13. Terbongkar

168 12 0
                                    

Aku mengerjap berulang kali, lalu merasakan sakit di kepala yang begitu hebat. Pandanganku tampak samar dan buram, bersamaan dengan nyeri yang menyerang di beberapa bagian tubuh.

"Rahman. Kamu sudah sadar, Le?"

Sayup-sayup kudengar suara lembut itu berbisik di telinga. Perlahan kutatap wajah sayu di sebelahku dengan penuh haru. Ada air yang menetes di kedua sudut matanya. Isaknya yang tadi lirih kini semakin jelas terdengar.

"Bu," ucapku pelan.

"Alhamdulillah kamu sadar."

Ibu memelukku dengan erat bersamaan dengan tangis yang semakin menjadi. Aku mengangkat tangan dan menepuk punggungnya.

"Jangan banyak gerak. Kamu harus istirahat."

Aku mengangguk, lalu kembali merasakan nyeri di kepala. Lalu, secara samar-samar, semua kejadian melintas di benak. Mulai dari kedatanganku ke camp, pertemuan dengan Fredy hingga perkelahian itu. 

"Riska mana, Bu?" tanyaku saat tak melihatnya di ruangan ini.

"Dia di depan," jawab Ibu.

"Aku mau ketemu."

Dalam kondisi begini, rasanya kehadiran istri adalah obat yang paling mujarab. 

"Nanti Ibu panggilkan dia. Kamu mau apa? Biar Ibu ambilkan."

"Air," jawabku ketika rasa haus tiba-tiba saja mendera.

Ibu berjalan menuju nakas dan mengambilkan sebotol air mineral.

"Ayo, minum."

Aku meneguknya pelan dari sedotan. Rasanya sedikit lega walaupun indera pengecapku terasa tidak nyaman.

"Kamu tunggu sebentar. Ibu panggilkan Riska."

Aku menatap Ibu lekat hingga sosoknya hilang dari pandangan. Tak lama, pintu ruangan terbuka. Muncullah Riska yang datang mendekatiku.

Aroma harum tubuhnya menguar, sehingga menimbulkan rasa rindu di dalam hati. Ingin kudekap tubuhnya untuk melabuhkan semua keresahan.

"Mas," sapanya lembut yang membuat getar di hatiku semakin menjadi. Ah, aku memang mencintainya sedalam itu.

"Ya, Dek," ucapku sembari mencoba menyentuh wajahnya.

"Apa yang sakit?" Dia bertanya saat menggenggam tanganku.

"Semua."

"Sabar ya, Mas. Semua masih proses pemulihan."

Aku mengangguk, lalu membalas genggaman itu dengan memainkan jemari Riska. Kukunya begitu terawat dengan tangan yang halus mulus. Aku memang tak pernah membebaninya dengan pekerjaan rumah.
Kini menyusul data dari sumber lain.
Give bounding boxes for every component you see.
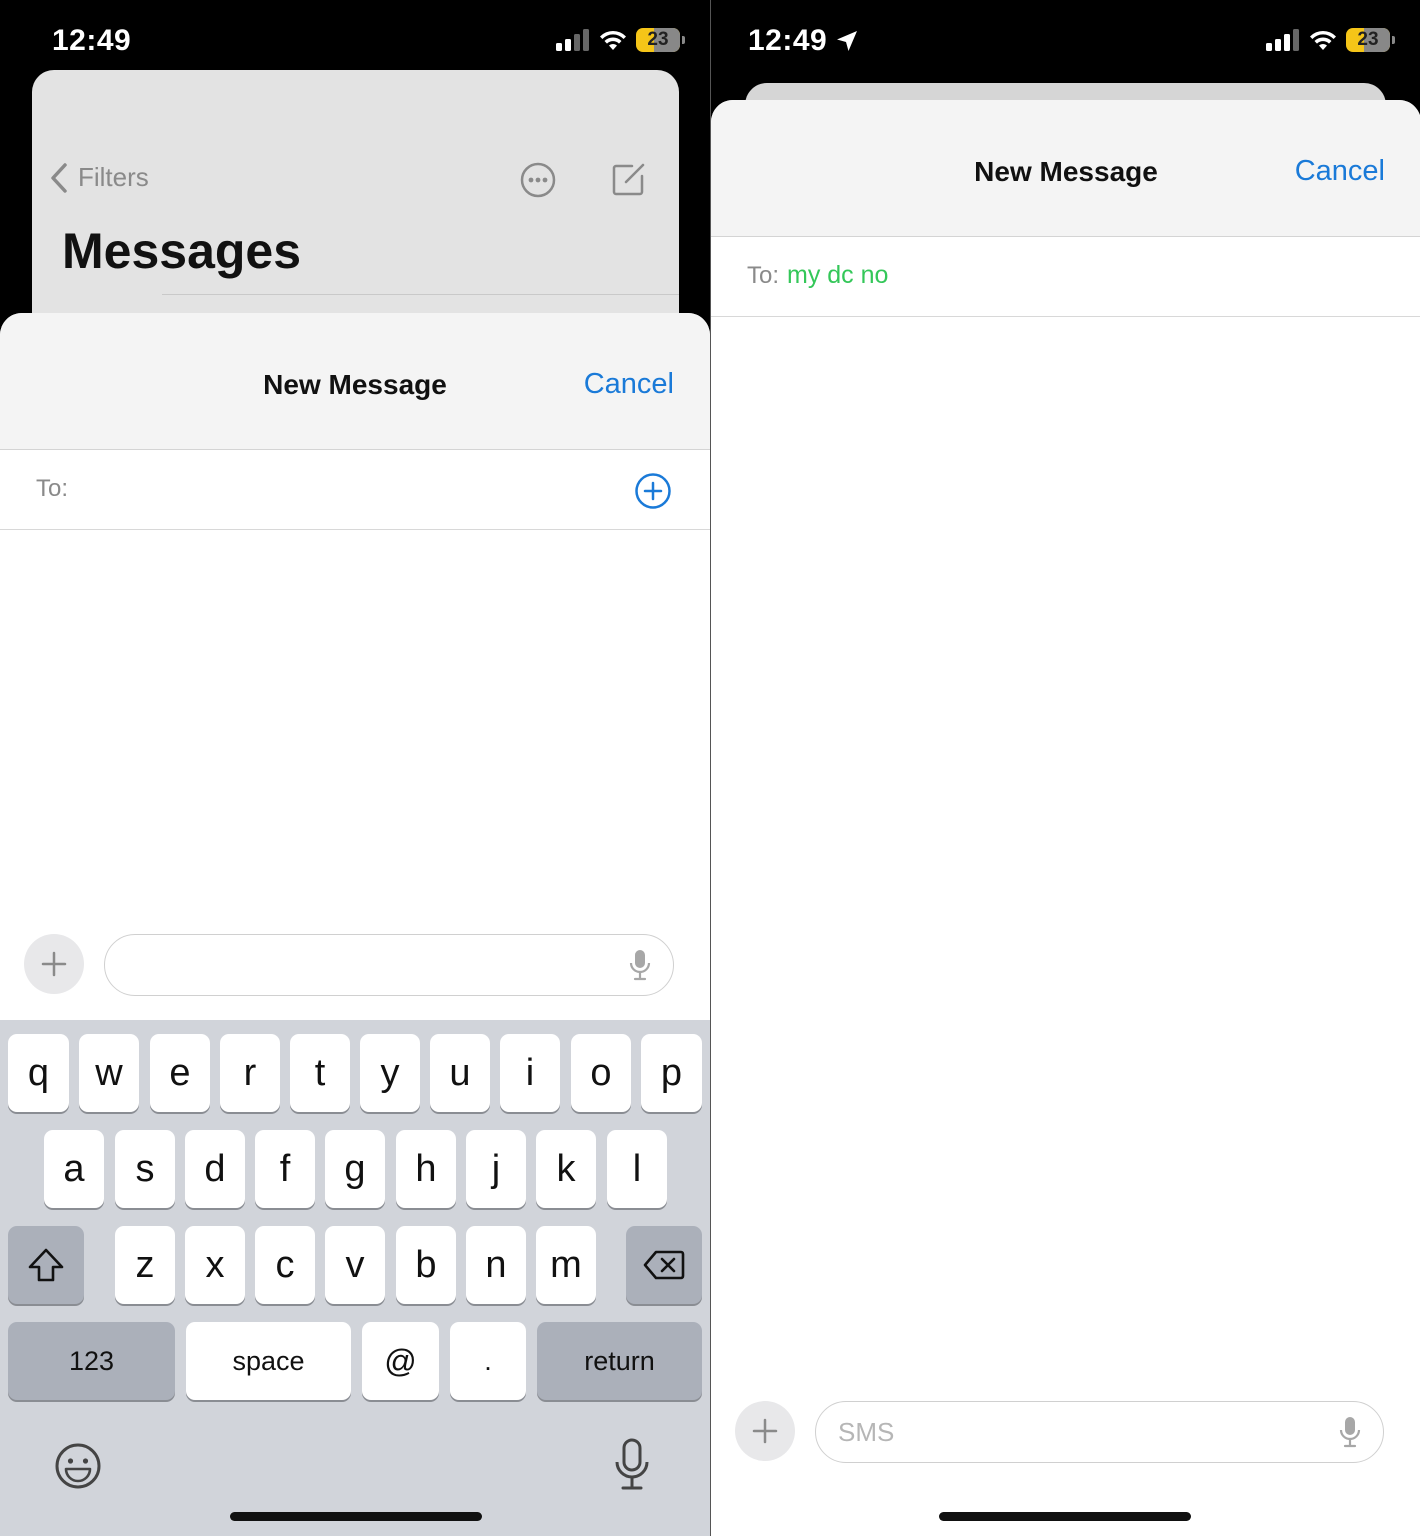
key-s[interactable]: s <box>115 1130 175 1208</box>
shift-key[interactable] <box>8 1226 84 1304</box>
battery-indicator: 23 <box>636 28 685 52</box>
more-options-icon[interactable] <box>520 162 556 198</box>
emoji-icon[interactable] <box>54 1442 102 1490</box>
backspace-icon <box>643 1250 685 1280</box>
status-icons: 23 <box>556 28 685 52</box>
right-phone-screen: 12:49 23 New Message Cancel To: my dc no… <box>710 0 1420 1536</box>
recipient-row[interactable]: To: my dc no <box>711 237 1420 317</box>
key-h[interactable]: h <box>396 1130 456 1208</box>
key-o[interactable]: o <box>571 1034 631 1112</box>
key-u[interactable]: u <box>430 1034 490 1112</box>
location-arrow-icon <box>837 31 858 51</box>
status-time: 12:49 <box>52 24 132 57</box>
shift-arrow-icon <box>28 1248 64 1282</box>
cellular-signal-icon <box>556 29 589 51</box>
add-contact-icon[interactable] <box>634 472 672 510</box>
sheet-header: New Message Cancel <box>0 313 710 450</box>
home-indicator <box>230 1512 482 1521</box>
attachments-button[interactable] <box>24 934 84 994</box>
key-n[interactable]: n <box>466 1226 526 1304</box>
key-k[interactable]: k <box>536 1130 596 1208</box>
key-x[interactable]: x <box>185 1226 245 1304</box>
message-placeholder: SMS <box>838 1417 895 1447</box>
keyboard: q w e r t y u i o p a s d f g h j k l z … <box>0 1020 710 1536</box>
at-key[interactable]: @ <box>362 1322 439 1400</box>
return-key[interactable]: return <box>537 1322 702 1400</box>
key-t[interactable]: t <box>290 1034 350 1112</box>
key-q[interactable]: q <box>8 1034 69 1112</box>
key-y[interactable]: y <box>360 1034 420 1112</box>
to-label: To: <box>36 475 69 502</box>
messages-title: Messages <box>62 223 302 279</box>
key-v[interactable]: v <box>325 1226 385 1304</box>
key-j[interactable]: j <box>466 1130 526 1208</box>
divider <box>162 294 679 295</box>
key-m[interactable]: m <box>536 1226 596 1304</box>
sheet-header: New Message Cancel <box>711 100 1420 237</box>
filters-back-button[interactable]: Filters <box>50 162 149 193</box>
key-r[interactable]: r <box>220 1034 280 1112</box>
period-key[interactable]: . <box>450 1322 526 1400</box>
key-w[interactable]: w <box>79 1034 139 1112</box>
to-label: To: <box>747 262 780 289</box>
wifi-icon <box>600 30 626 50</box>
numbers-key[interactable]: 123 <box>8 1322 175 1400</box>
status-time-group: 12:49 <box>748 24 859 58</box>
key-i[interactable]: i <box>500 1034 560 1112</box>
plus-icon <box>752 1418 778 1444</box>
battery-indicator: 23 <box>1346 28 1395 52</box>
message-input-row: SMS <box>711 1401 1420 1471</box>
attachments-button[interactable] <box>735 1401 795 1461</box>
key-l[interactable]: l <box>607 1130 667 1208</box>
key-a[interactable]: a <box>44 1130 104 1208</box>
status-bar: 12:49 23 <box>0 0 710 70</box>
key-p[interactable]: p <box>641 1034 702 1112</box>
keyboard-dictation-icon[interactable] <box>614 1438 650 1492</box>
key-b[interactable]: b <box>396 1226 456 1304</box>
new-message-sheet: New Message Cancel To: my dc no <box>711 100 1420 1536</box>
space-key[interactable]: space <box>186 1322 351 1400</box>
message-input[interactable] <box>104 934 674 996</box>
sms-message-input[interactable]: SMS <box>815 1401 1384 1463</box>
key-c[interactable]: c <box>255 1226 315 1304</box>
cancel-button[interactable]: Cancel <box>584 368 674 401</box>
key-g[interactable]: g <box>325 1130 385 1208</box>
key-f[interactable]: f <box>255 1130 315 1208</box>
dictation-mic-icon[interactable] <box>629 949 651 981</box>
key-z[interactable]: z <box>115 1226 175 1304</box>
plus-icon <box>41 951 67 977</box>
filters-label: Filters <box>78 162 149 192</box>
status-time: 12:49 <box>748 24 828 57</box>
recipient-row[interactable]: To: <box>0 450 710 530</box>
status-icons: 23 <box>1266 28 1395 52</box>
cancel-button[interactable]: Cancel <box>1295 155 1385 188</box>
compose-icon[interactable] <box>610 160 648 198</box>
status-bar: 12:49 23 <box>711 0 1420 70</box>
key-d[interactable]: d <box>185 1130 245 1208</box>
delete-key[interactable] <box>626 1226 702 1304</box>
chevron-left-icon <box>51 162 67 193</box>
key-e[interactable]: e <box>150 1034 210 1112</box>
message-input-row <box>0 934 710 1004</box>
wifi-icon <box>1310 30 1336 50</box>
recipient-token[interactable]: my dc no <box>787 261 888 290</box>
dictation-mic-icon[interactable] <box>1339 1416 1361 1448</box>
cellular-signal-icon <box>1266 29 1299 51</box>
home-indicator <box>939 1512 1191 1521</box>
left-phone-screen: 12:49 23 Filters Messages New Message Ca… <box>0 0 710 1536</box>
battery-level: 23 <box>647 29 669 50</box>
battery-level: 23 <box>1357 29 1379 50</box>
Dia boleh melakukan apa saja yang diinginkan asal tahu batas.

"Kamu tadi di mana?" tanyaku setelah kami cukup lama terdiam.

"Di depan. Ada ... polisi."

Jantungku berdebar kencang. Rasa sakit kembali mendera tubuh. Bayangan kejadian di camp dan Fredy berkelebat di benak, berputar-putar silih berganti dan membuatku ketakutan.

"Polisi? Apa mereka mau menahan aku?"

Riska menggeleng.

"Papa udah bayar uang jaminan," jawabnya sembari mengusap kedua sudut mata. Aku tahu dia menangis, tetapi berusaha untuk tetap tegar.

"Dek, Mas habis berantem sama seseorang."

Aku pasrah jika pertemuanku dengan Fredy terbongkar semua. Saat ini kondisiku begitu lemah dan tak sanggup melakukan sesuatu. Dalam hatiku hanya berdoa, agar mereka tak tahu masa laluku. Semoga aib itu masih bisa terjaga hingga suatu saat aku menutup mata.